Participaram deste estudo seis mulheres que tinham diagnóstico de câncer de mama, com idade
superior a 18 anos, que estavam em tratamento radioterápico e que conseguiam comunicar-se
verbalmente durante o período da coleta. Todas as participantes assinaram o termo de
consentimento livre e esclarecido e, a fim de manter o anonimato, foram identificadas por
algarismos arábicos, conforme a sequência das entrevistas, seguido da idade.
Os dados foram coletados entre os meses de março de 2006 e dezembro de 2007, por meio de
entrevistas semiestruturadas, as quais foram gravadas e transcritas na íntegra. Após, foram
analisados conforme a operacionalização da análise temática, identificando os núcleos de
sentido presentes nas falas das participantes. Para isso, foram desenvolvidas três etapas: préanálise, exploração do material e tratamento dos resultados obtidos e interpretação (4).
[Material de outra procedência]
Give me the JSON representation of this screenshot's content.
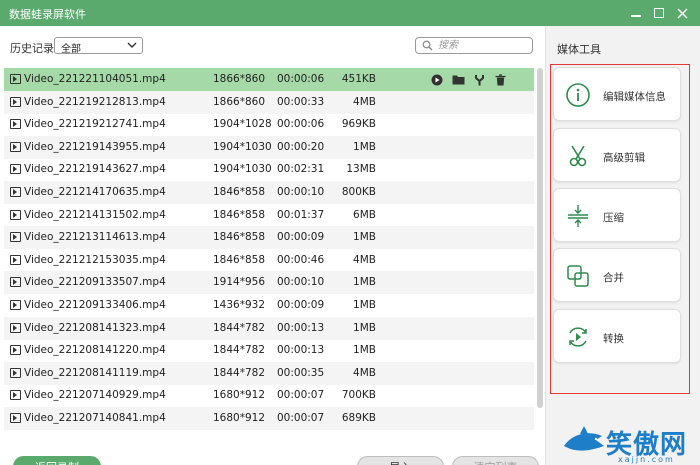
{
  "window": {
    "title": "数据蛙录屏软件"
  },
  "history": {
    "label": "历史记录",
    "filter_value": "全部"
  },
  "search": {
    "placeholder": "搜索"
  },
  "files": [
    {
      "name": "Video_221221104051.mp4",
      "resolution": "1866*860",
      "duration": "00:00:06",
      "size": "451KB"
    },
    {
      "name": "Video_221219212813.mp4",
      "resolution": "1866*860",
      "duration": "00:00:33",
      "size": "4MB"
    },
    {
      "name": "Video_221219212741.mp4",
      "resolution": "1904*1028",
      "duration": "00:00:06",
      "size": "969KB"
    },
    {
      "name": "Video_221219143955.mp4",
      "resolution": "1904*1030",
      "duration": "00:00:20",
      "size": "1MB"
    },
    {
      "name": "Video_221219143627.mp4",
      "resolution": "1904*1030",
      "duration": "00:02:31",
      "size": "13MB"
    },
    {
      "name": "Video_221214170635.mp4",
      "resolution": "1846*858",
      "duration": "00:00:10",
      "size": "800KB"
    },
    {
      "name": "Video_221214131502.mp4",
      "resolution": "1846*858",
      "duration": "00:01:37",
      "size": "6MB"
    },
    {
      "name": "Video_221213114613.mp4",
      "resolution": "1846*858",
      "duration": "00:00:09",
      "size": "1MB"
    },
    {
      "name": "Video_221212153035.mp4",
      "resolution": "1846*858",
      "duration": "00:00:46",
      "size": "4MB"
    },
    {
      "name": "Video_221209133507.mp4",
      "resolution": "1914*956",
      "duration": "00:00:10",
      "size": "1MB"
    },
    {
      "name": "Video_221209133406.mp4",
      "resolution": "1436*932",
      "duration": "00:00:09",
      "size": "1MB"
    },
    {
      "name": "Video_221208141323.mp4",
      "resolution": "1844*782",
      "duration": "00:00:13",
      "size": "1MB"
    },
    {
      "name": "Video_221208141220.mp4",
      "resolution": "1844*782",
      "duration": "00:00:13",
      "size": "1MB"
    },
    {
      "name": "Video_221208141119.mp4",
      "resolution": "1844*782",
      "duration": "00:00:35",
      "size": "4MB"
    },
    {
      "name": "Video_221207140929.mp4",
      "resolution": "1680*912",
      "duration": "00:00:07",
      "size": "700KB"
    },
    {
      "name": "Video_221207140841.mp4",
      "resolution": "1680*912",
      "duration": "00:00:07",
      "size": "689KB"
    }
  ],
  "selected_index": 0,
  "row_actions": [
    {
      "icon": "play-icon"
    },
    {
      "icon": "folder-icon"
    },
    {
      "icon": "edit-tool-icon"
    },
    {
      "icon": "trash-icon"
    }
  ],
  "buttons": {
    "back": "返回录制",
    "import": "导入",
    "clear": "清空列表"
  },
  "tools": {
    "title": "媒体工具",
    "items": [
      {
        "label": "编辑媒体信息",
        "icon": "info-icon"
      },
      {
        "label": "高级剪辑",
        "icon": "scissors-icon"
      },
      {
        "label": "压缩",
        "icon": "compress-icon"
      },
      {
        "label": "合并",
        "icon": "merge-icon"
      },
      {
        "label": "转换",
        "icon": "convert-icon"
      }
    ]
  },
  "watermark": {
    "text": "笑傲网",
    "sub": "xajjn.com"
  },
  "colors": {
    "accent": "#5aaa6e",
    "selected_row": "#a6d9a8",
    "highlight_frame": "#e03a3a",
    "watermark": "#1e7fc8"
  }
}
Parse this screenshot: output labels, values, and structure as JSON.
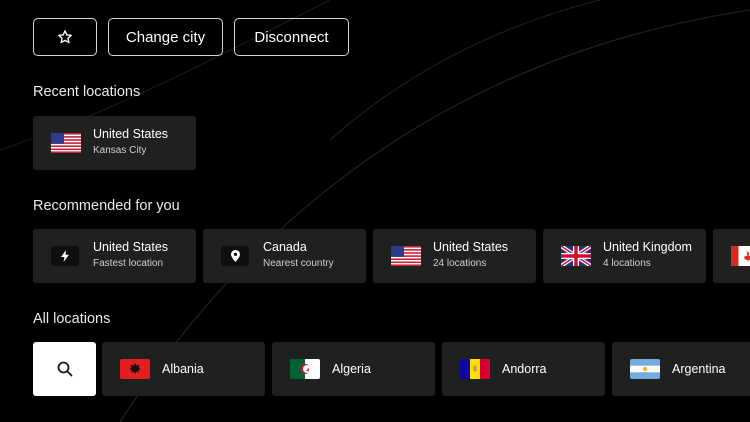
{
  "toolbar": {
    "change_city_label": "Change city",
    "disconnect_label": "Disconnect"
  },
  "recent": {
    "title": "Recent locations",
    "items": [
      {
        "country": "United States",
        "subtitle": "Kansas City",
        "flag": "us-flag"
      }
    ]
  },
  "recommended": {
    "title": "Recommended for you",
    "items": [
      {
        "country": "United States",
        "subtitle": "Fastest location",
        "icon": "lightning-icon"
      },
      {
        "country": "Canada",
        "subtitle": "Nearest country",
        "icon": "location-pin-icon"
      },
      {
        "country": "United States",
        "subtitle": "24 locations",
        "flag": "us-flag"
      },
      {
        "country": "United Kingdom",
        "subtitle": "4 locations",
        "flag": "uk-flag"
      },
      {
        "country": "",
        "subtitle": "",
        "flag": "canada-flag"
      }
    ]
  },
  "all_locations": {
    "title": "All locations",
    "items": [
      {
        "country": "Albania",
        "flag": "albania-flag"
      },
      {
        "country": "Algeria",
        "flag": "algeria-flag"
      },
      {
        "country": "Andorra",
        "flag": "andorra-flag"
      },
      {
        "country": "Argentina",
        "flag": "argentina-flag"
      }
    ]
  },
  "colors": {
    "background": "#000000",
    "card": "#1f2020",
    "button_border": "#d8d8d8"
  }
}
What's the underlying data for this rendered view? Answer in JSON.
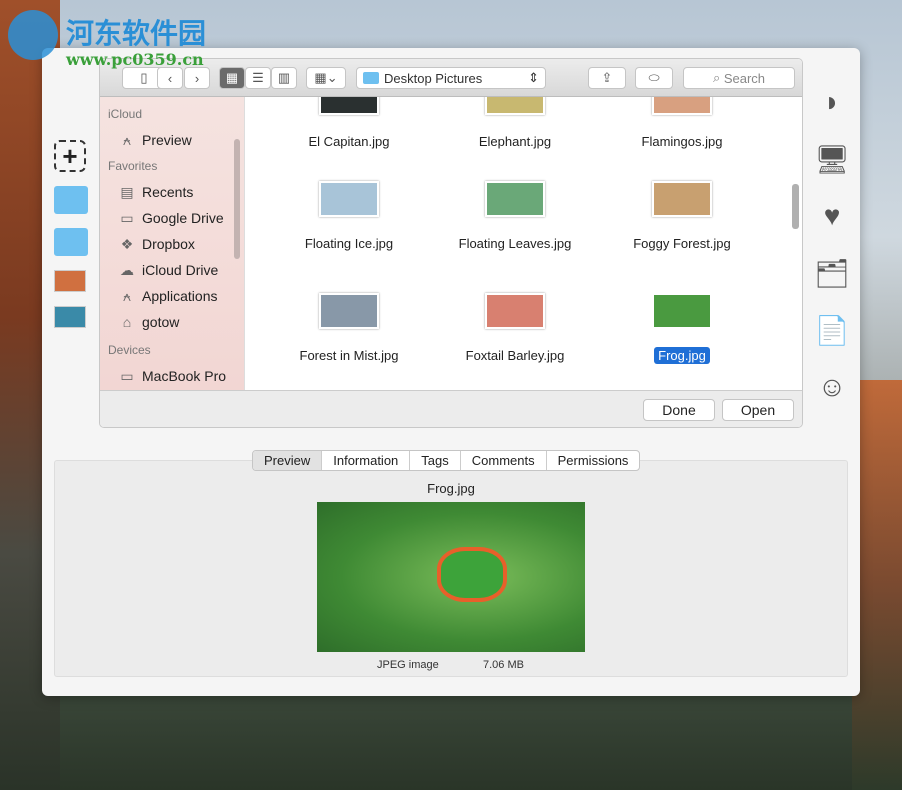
{
  "watermark": {
    "site_name": "河东软件园",
    "url": "www.pc0359.cn"
  },
  "toolbar": {
    "location": "Desktop Pictures",
    "search_placeholder": "Search"
  },
  "sidebar": {
    "sections": [
      {
        "header": "iCloud",
        "items": [
          {
            "label": "Preview",
            "icon": "applications-icon"
          }
        ]
      },
      {
        "header": "Favorites",
        "items": [
          {
            "label": "Recents",
            "icon": "recents-icon"
          },
          {
            "label": "Google Drive",
            "icon": "folder-icon"
          },
          {
            "label": "Dropbox",
            "icon": "dropbox-icon"
          },
          {
            "label": "iCloud Drive",
            "icon": "cloud-icon"
          },
          {
            "label": "Applications",
            "icon": "applications-icon"
          },
          {
            "label": "gotow",
            "icon": "home-icon"
          }
        ]
      },
      {
        "header": "Devices",
        "items": [
          {
            "label": "MacBook Pro",
            "icon": "laptop-icon"
          }
        ]
      }
    ]
  },
  "files": [
    {
      "name": "El Capitan.jpg",
      "color": "#2a3030"
    },
    {
      "name": "Elephant.jpg",
      "color": "#c8b870"
    },
    {
      "name": "Flamingos.jpg",
      "color": "#d8a080"
    },
    {
      "name": "Floating Ice.jpg",
      "color": "#a8c4d8"
    },
    {
      "name": "Floating Leaves.jpg",
      "color": "#6aa878"
    },
    {
      "name": "Foggy Forest.jpg",
      "color": "#c8a070"
    },
    {
      "name": "Forest in Mist.jpg",
      "color": "#8898a8"
    },
    {
      "name": "Foxtail Barley.jpg",
      "color": "#d88070"
    },
    {
      "name": "Frog.jpg",
      "color": "#4a9a40",
      "selected": true
    }
  ],
  "buttons": {
    "done": "Done",
    "open": "Open"
  },
  "info": {
    "tabs": [
      "Preview",
      "Information",
      "Tags",
      "Comments",
      "Permissions"
    ],
    "active_tab": "Preview",
    "filename": "Frog.jpg",
    "kind": "JPEG image",
    "size": "7.06 MB"
  }
}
A pesquisa foi aprovada pelo Comitê de Ética em Pesquisa da Faculdade de Medicina da
Universidade Federal de Pelotas, sob o ofício 028/06, e seguiu os princípios éticos do Código
6
de Ética dos Profissionais de Enfermagem-Resolução COFEN nº 311/2007 (5) e a Resolução do
Conselho Nacional de Saúde nº 196/96 (6).
Resultados e Discussão
Serão apresentados, neste momento, os caminhos percorridos pelas mulheres com câncer de
mama, traçando sua trajetória desde a descoberta da doença. Para isso, agruparam-se as falas
das entrevistadas em dois núcleos temáticos, que são: Os enredos dos caminhos de cuidado e
A superação frente ao diagnóstico.
Os enredos dos caminhos de cuidado
A descoberta do câncer de mama
A forma como o câncer de mama foi descoberto pelas mulheres que fizeram parte do estudo,
reforça que muitas vezes essa descoberta pode ser realizada pela própria mulher ou por outros
atores.
Passei a mão e percebi os carocinhos. Logo fiquei com aquela sensação de que era câncer [...] (12, 64
anos).
Foi em casa, quando fui me passar um óleo para o corpo. Encontrei dois (caroços) e o meu marido
encontrou o terceiro na axila. [...] (11, 58 anos).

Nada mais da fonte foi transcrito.